Haematological malignancies (HM) are a diverse group of relatively rare, but often life-threatening cancers. Over 900 000 people worldwide are expected to receive a HM diagnosis in 2018. Most types of HM have an increasing
incidence with age, which is often associated with poor survival due to the inadequate treatment options available. Two types of HM with a particularly poor outlook are acute myeloid leukaemia (AML), which is an acute cancer of immature myeloid blood cells, and multiple myeloma (MM) which is an incurable malignancy with primary focus in the bone marrow (BM).
Oncolytic viruses (OV) preferentially infect and kill malignantly transformed cells. OV therapy (OVT) is a promising treatment strategy which has recently been approved for clinical use in the treatment of melanoma. In addition to direct lytic killing, the induction of an anti-tumour immune response is thought to be essential for efficient OVT with establishment of long-term protection against tumour recurrence. While research efforts into OVT for solid malignancies have seen a surge in recent years, HM remains under-investigated in this context, in particular with regards to the anti-tumour
immune response. Thus, the overall aim of this study was to examine the role of OV-induced anti-tumour immunity in HM.
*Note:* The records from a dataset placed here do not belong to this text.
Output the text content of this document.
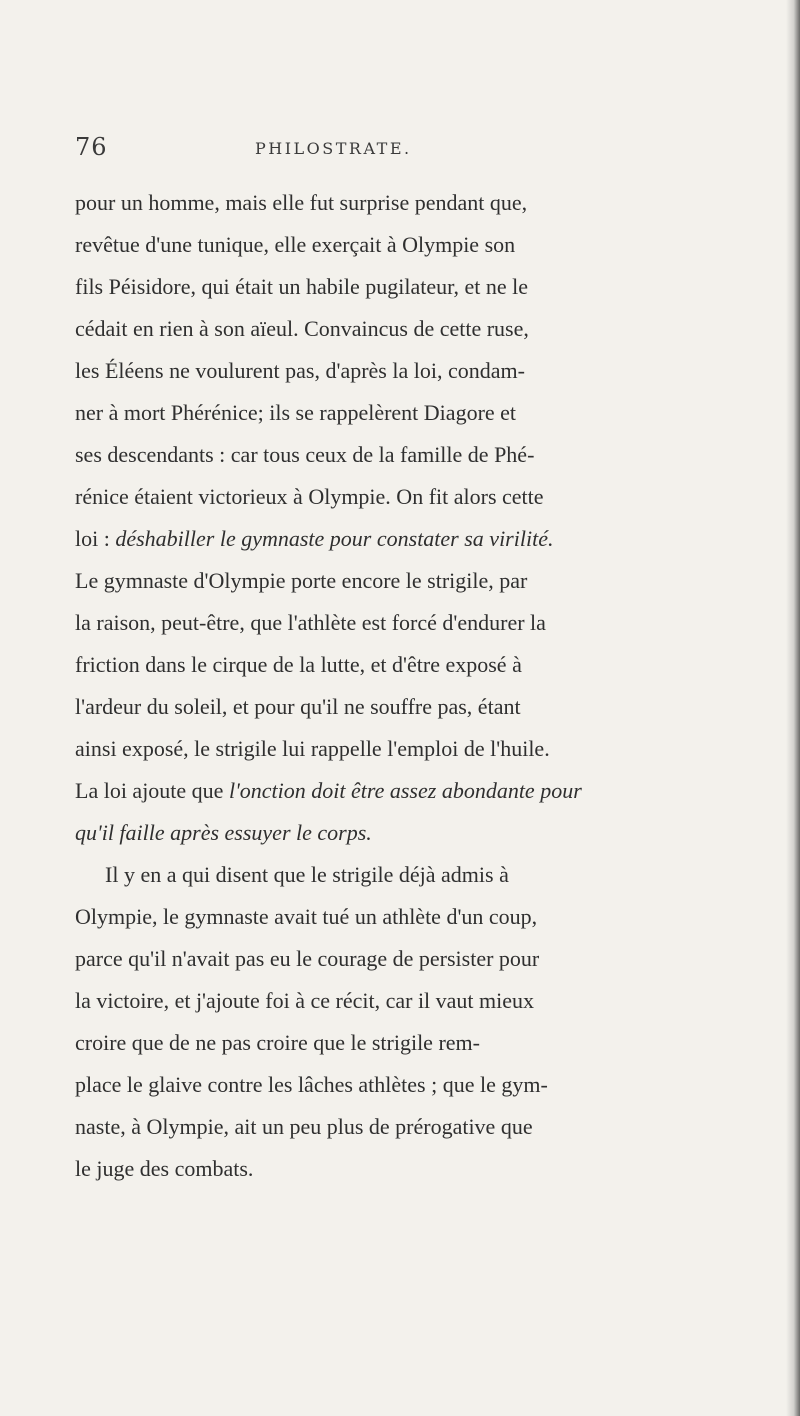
76	PHILOSTRATE.
pour un homme, mais elle fut surprise pendant que,
revêtue d'une tunique, elle exerçait à Olympie son
fils Péisidore, qui était un habile pugilateur, et ne le
cédait en rien à son aïeul. Convaincus de cette ruse,
les Éléens ne voulurent pas, d'après la loi, condam-
ner à mort Phérénice; ils se rappelèrent Diagore et
ses descendants : car tous ceux de la famille de Phé-
rénice étaient victorieux à Olympie. On fit alors cette
loi : déshabiller le gymnaste pour constater sa virilité.
Le gymnaste d'Olympie porte encore le strigile, par
la raison, peut-être, que l'athlète est forcé d'endurer la
friction dans le cirque de la lutte, et d'être exposé à
l'ardeur du soleil, et pour qu'il ne souffre pas, étant
ainsi exposé, le strigile lui rappelle l'emploi de l'huile.
La loi ajoute que l'onction doit être assez abondante pour
qu'il faille après essuyer le corps.
Il y en a qui disent que le strigile déjà admis à
Olympie, le gymnaste avait tué un athlète d'un coup,
parce qu'il n'avait pas eu le courage de persister pour
la victoire, et j'ajoute foi à ce récit, car il vaut mieux
croire que de ne pas croire que le strigile rem-
place le glaive contre les lâches athlètes ; que le gym-
naste, à Olympie, ait un peu plus de prérogative que
le juge des combats.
Two OV were evaluated in the context of MM; both reovirus and coxsackievirus A21 (CVA21) were found to induce anti-tumour immune responses in vitro comprising cytokine-mediated killing, natural killer cellmediated cytotoxicity, and the generation of tumour-specific cytotoxic T cells. Moreover, reovirus treatment showed efficacy in an immunocompetent in vivo model, along with evidence of the onset of an immune response primarily in the spleen.
Pivotally, this study is the first to evaluate CVA21 as a treatment for AML. CVA21 was able to induce anti-tumour immunity in AML in vitro using both AML cell lines and a cohort of primary AML samples, despite resistance to lytic killing. Furthermore, examination of peripheral blood samples from patients with solid malignancies following intravenous administration of CVA21 provided “proof of principle” evidence that CVA21 was able to
activate immune cells in the peripheral circulation in a state of malignancy, which is crucial for the future development of CVA21 OVT.
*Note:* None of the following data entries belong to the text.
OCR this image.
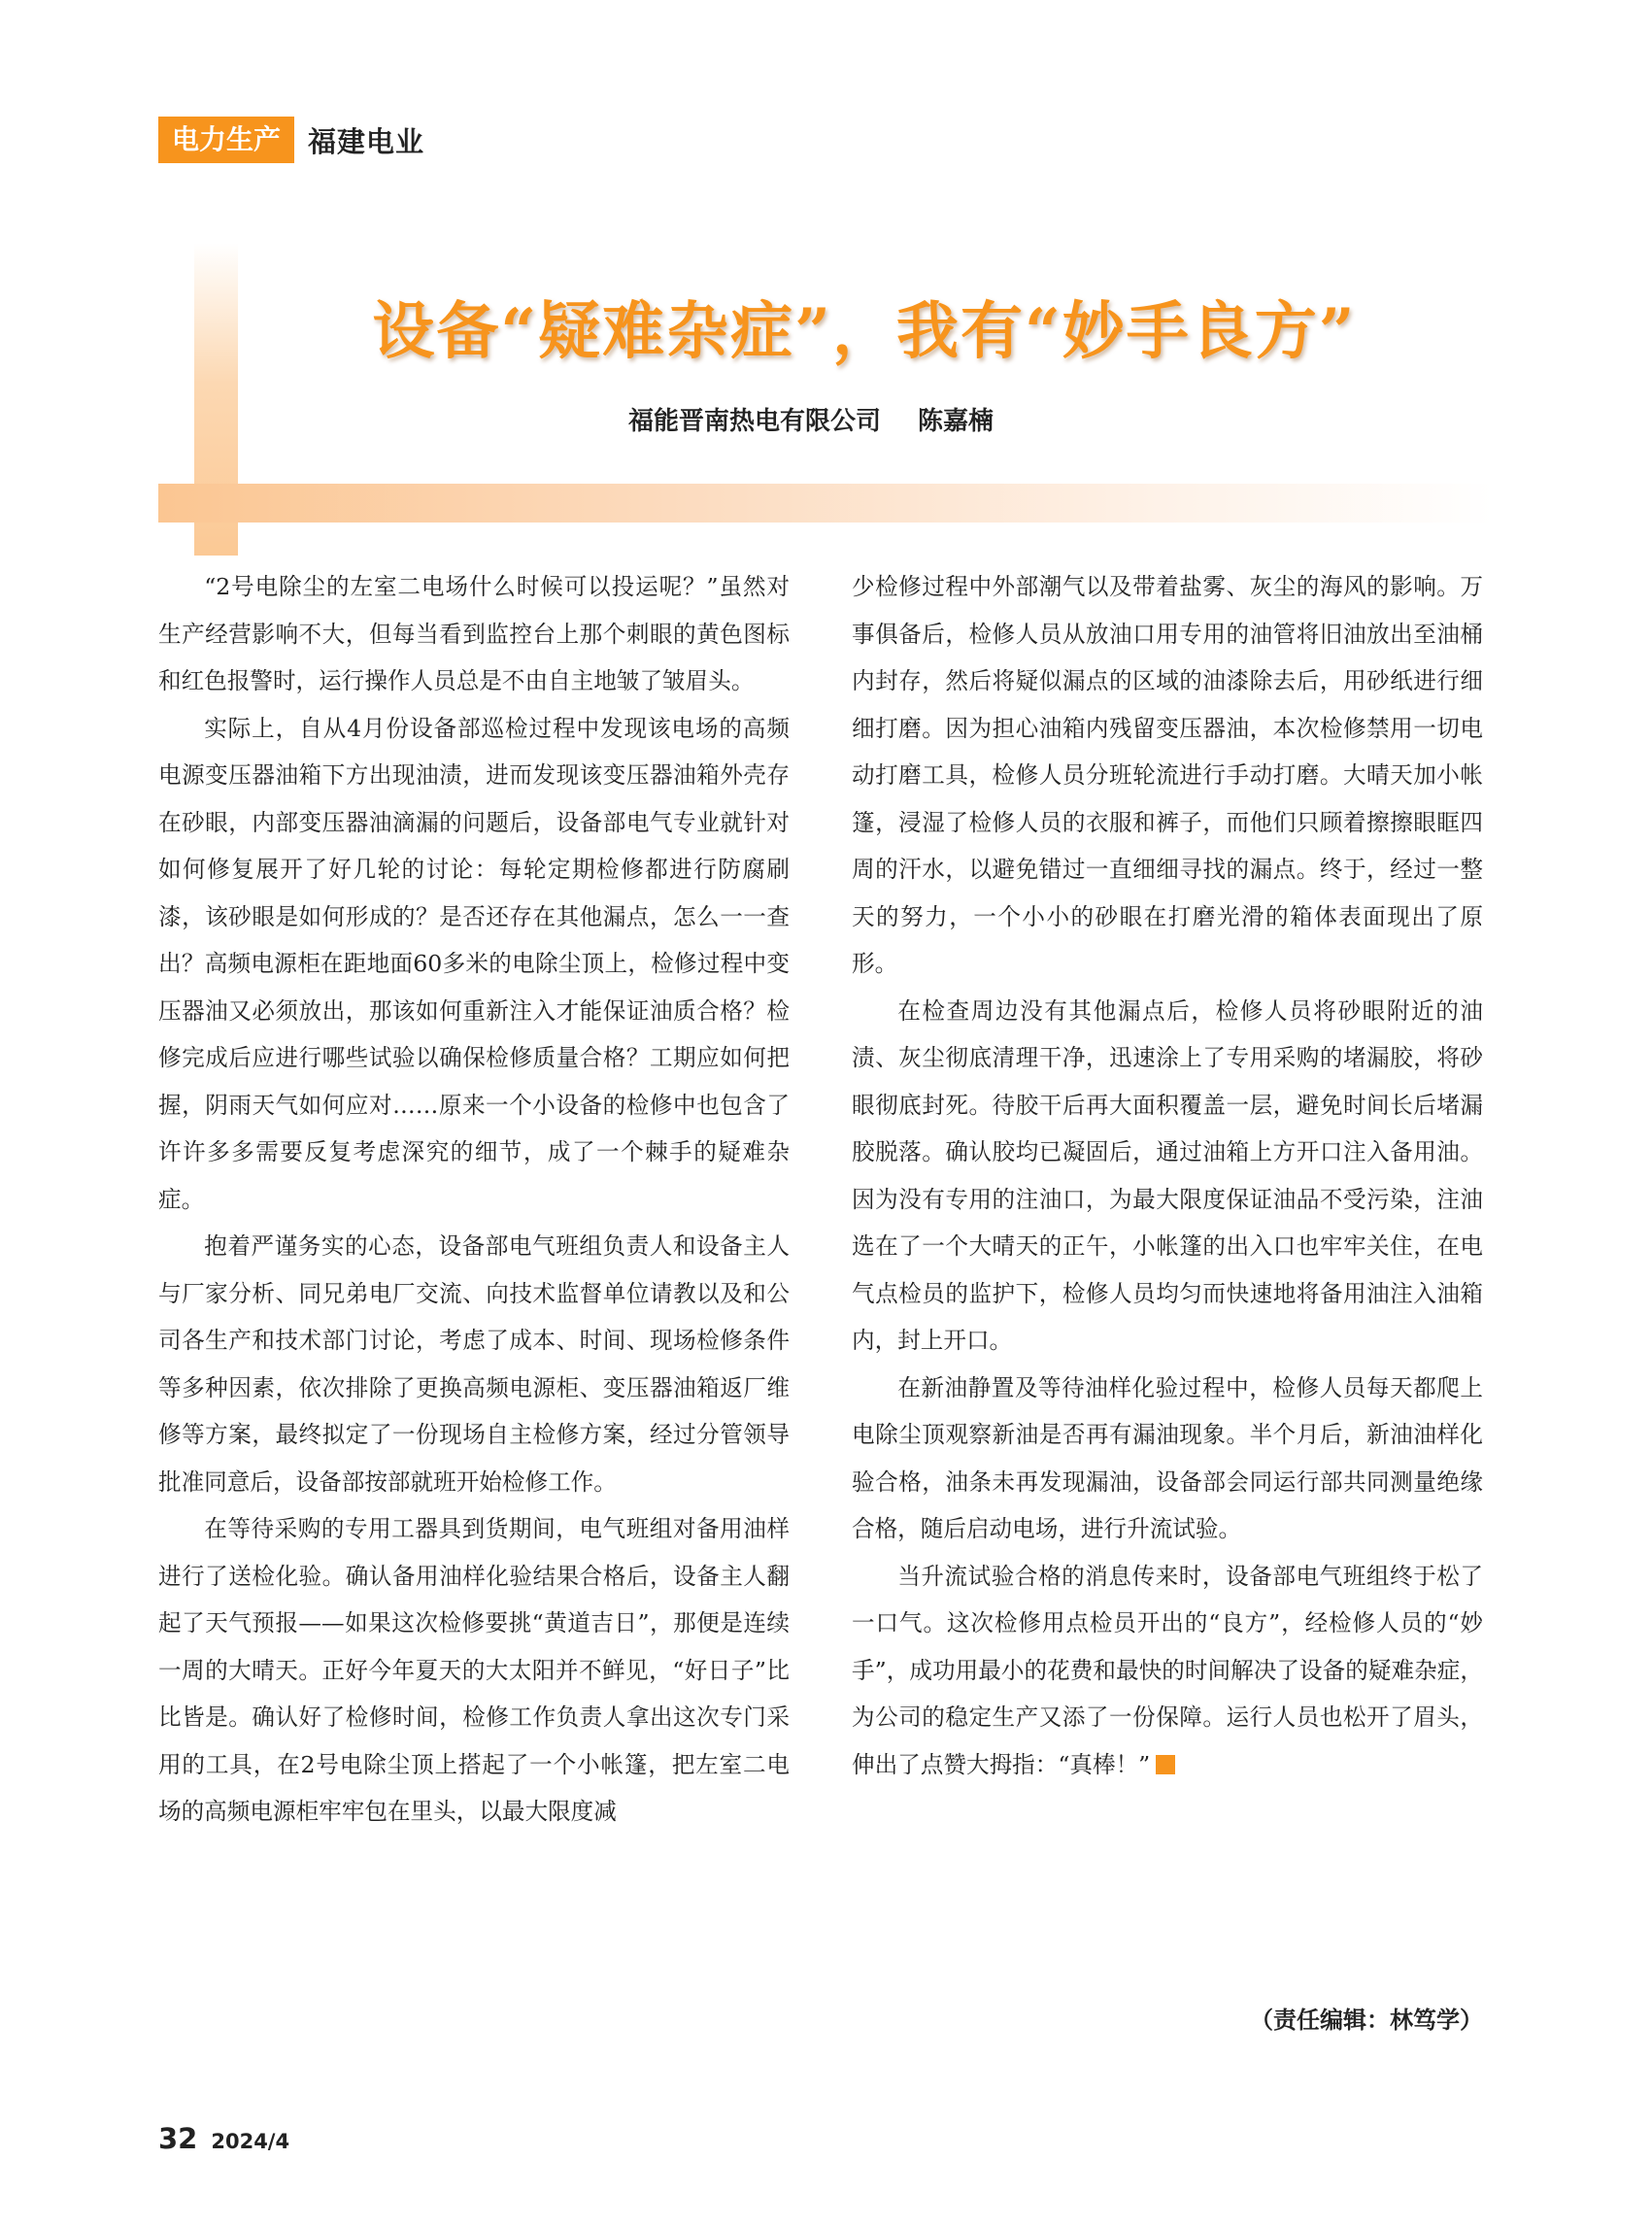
电力生产 福建电业
设备“疑难杂症”，我有“妙手良方”
福能晋南热电有限公司 陈嘉楠

“2号电除尘的左室二电场什么时候可以投运呢？”虽然对生产经营影响不大，但每当看到监控台上那个刺眼的黄色图标和红色报警时，运行操作人员总是不由自主地皱了皱眉头。

实际上，自从4月份设备部巡检过程中发现该电场的高频电源变压器油箱下方出现油渍，进而发现该变压器油箱外壳存在砂眼，内部变压器油滴漏的问题后，设备部电气专业就针对如何修复展开了好几轮的讨论：每轮定期检修都进行防腐刷漆，该砂眼是如何形成的？是否还存在其他漏点，怎么一一查出？高频电源柜在距地面60多米的电除尘顶上，检修过程中变压器油又必须放出，那该如何重新注入才能保证油质合格？检修完成后应进行哪些试验以确保检修质量合格？工期应如何把握，阴雨天气如何应对……原来一个小设备的检修中也包含了许许多多需要反复考虑深究的细节，成了一个棘手的疑难杂症。

抱着严谨务实的心态，设备部电气班组负责人和设备主人与厂家分析、同兄弟电厂交流、向技术监督单位请教以及和公司各生产和技术部门讨论，考虑了成本、时间、现场检修条件等多种因素，依次排除了更换高频电源柜、变压器油箱返厂维修等方案，最终拟定了一份现场自主检修方案，经过分管领导批准同意后，设备部按部就班开始检修工作。

在等待采购的专用工器具到货期间，电气班组对备用油样进行了送检化验。确认备用油样化验结果合格后，设备主人翻起了天气预报——如果这次检修要挑“黄道吉日”，那便是连续一周的大晴天。正好今年夏天的大太阳并不鲜见，“好日子”比比皆是。确认好了检修时间，检修工作负责人拿出这次专门采用的工具，在2号电除尘顶上搭起了一个小帐篷，把左室二电场的高频电源柜牢牢包在里头，以最大限度减

少检修过程中外部潮气以及带着盐雾、灰尘的海风的影响。万事俱备后，检修人员从放油口用专用的油管将旧油放出至油桶内封存，然后将疑似漏点的区域的油漆除去后，用砂纸进行细细打磨。因为担心油箱内残留变压器油，本次检修禁用一切电动打磨工具，检修人员分班轮流进行手动打磨。大晴天加小帐篷，浸湿了检修人员的衣服和裤子，而他们只顾着擦擦眼眶四周的汗水，以避免错过一直细细寻找的漏点。终于，经过一整天的努力，一个小小的砂眼在打磨光滑的箱体表面现出了原形。

在检查周边没有其他漏点后，检修人员将砂眼附近的油渍、灰尘彻底清理干净，迅速涂上了专用采购的堵漏胶，将砂眼彻底封死。待胶干后再大面积覆盖一层，避免时间长后堵漏胶脱落。确认胶均已凝固后，通过油箱上方开口注入备用油。因为没有专用的注油口，为最大限度保证油品不受污染，注油选在了一个大晴天的正午，小帐篷的出入口也牢牢关住，在电气点检员的监护下，检修人员均匀而快速地将备用油注入油箱内，封上开口。

在新油静置及等待油样化验过程中，检修人员每天都爬上电除尘顶观察新油是否再有漏油现象。半个月后，新油油样化验合格，油条未再发现漏油，设备部会同运行部共同测量绝缘合格，随后启动电场，进行升流试验。

当升流试验合格的消息传来时，设备部电气班组终于松了一口气。这次检修用点检员开出的“良方”，经检修人员的“妙手”，成功用最小的花费和最快的时间解决了设备的疑难杂症，为公司的稳定生产又添了一份保障。运行人员也松开了眉头，伸出了点赞大拇指：“真棒！”

（责任编辑：林笃学）
32 2024/4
The obtained results also established the cellular mechanisms responsible for CVA21-induced anti-tumour immunity. Plasmacytoid dendritic cells were identified as the main detectors of CVA21 infection and were responsible for orchestrating both innate and adaptive anti-tumour immune responses. These findings provide novel insights into the immunobiology of CVA21 with
importance for the continued clinical development of this OV.
In conclusion, this study has demonstrated that OVT, as a well-tolerated, specific, and long-lasting therapy, has the potential to improve the treatment of both MM and AML through the induction of a multi-component anti-tumour immune response.